Tra i difetti di una linea politica che si affida troppo alle sentenze, che tende a leggere i processi sociali come processi giudiziari, che confida nella magistratura come motore primo del rinnovamento o addirittura della rivoluzione, c’è che può finire vittima di una sentenza criticabilissima e destinata probabilmente a essere riformata in secondo grado, o magari sepolta dalla prescrizione, ma che intanto c’è, produce effetti inderogabili e più che rispettata va inevitabilmente applicata.

Per questa ragione Luigi de Magistris, sindaco di Napoli condannato per abuso d’ufficio, non può che cadere negli ingranaggi della legge Severino. Ingranaggi complicati, progettati tanto male da far sospettare il dolo, eppure in questo caso già in moto.

De Magistris sarà sospeso da sindaco, la città affidata al suo vice. La ruota continuerà a girare, la consiliatura potrebbe vivere come molti consiglieri eletti in circostanze irripetibili probabilmente sperano, magari il sindaco potrebbe persino, tra molti mesi, tornare. E non sarebbe nulla di clamoroso per una città dove generazioni di politici hanno affinato l’arte del rinvio e dell’illegalità.

Ma sarebbe la fine più ingloriosa per un’esperienza che prometteva il rinnovamento, l’estremo dispetto alla città. Un atto in fondo di egoismo. Al contrario a questo punto e per queste ragioni de Magistris farebbe bene a dimettersi.

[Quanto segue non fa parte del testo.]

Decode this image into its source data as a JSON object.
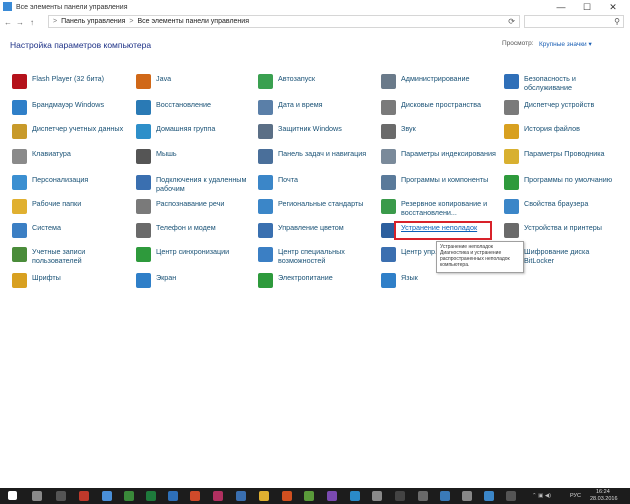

Mentre la sospensione e la “reggenza” del vicesindaco aprirebbero un periodo di interregno che rischia di essere lungo, con un consiglio comunale interessato solo alla sua sopravvivenza, una maggioranza tanto ridotta da invitare a nozze i peggiori trasformismi, e sullo sfondo una città agonizzante, le dimissioni, una volta approvato il bilancio (è questione di ore), porterebbero alle elezioni anticipate (nella prossima primavera si vota in ogni caso per la Regione). E su questo è bene fare chiarezza, di fronte ai nuovi portatori del rigore giudiziario, nemmeno tutti con le carte processuali a posto.

Dopo la disfatta del 2011, per mesi o meglio per anni il Pd a Napoli si è preoccupato innanzitutto di sfuggire come la peste le elezioni anticipate, sorreggendo per questo, sotterraneamente, una maggioranza presto evaporata. E questa è solo l’ultima ragione per la quale è bene essere prudenti prima di cercare da quelle parti la ricetta per la ripresa.

Adesso, al traino del Renzi rullo compressore, sentendo la vittoria già in tasca e senza un filo di rinnovamento nella proposta politica (al massimo in quella anagrafica) ecco il Pd tornare spavaldo. Ma nemmeno quella della fiducia in Renzi è una colpa dalla quale de Magistris può dirsi del tutto innocente. Le sue prime aperture di credito al premier testimoniano un errore di valutazione. Bagnoli commissariata dallo sblocca Italia è la prova che dietro quello spiraglio c’era l’ennesima sconfitta per una città che non si è saputo amministrare.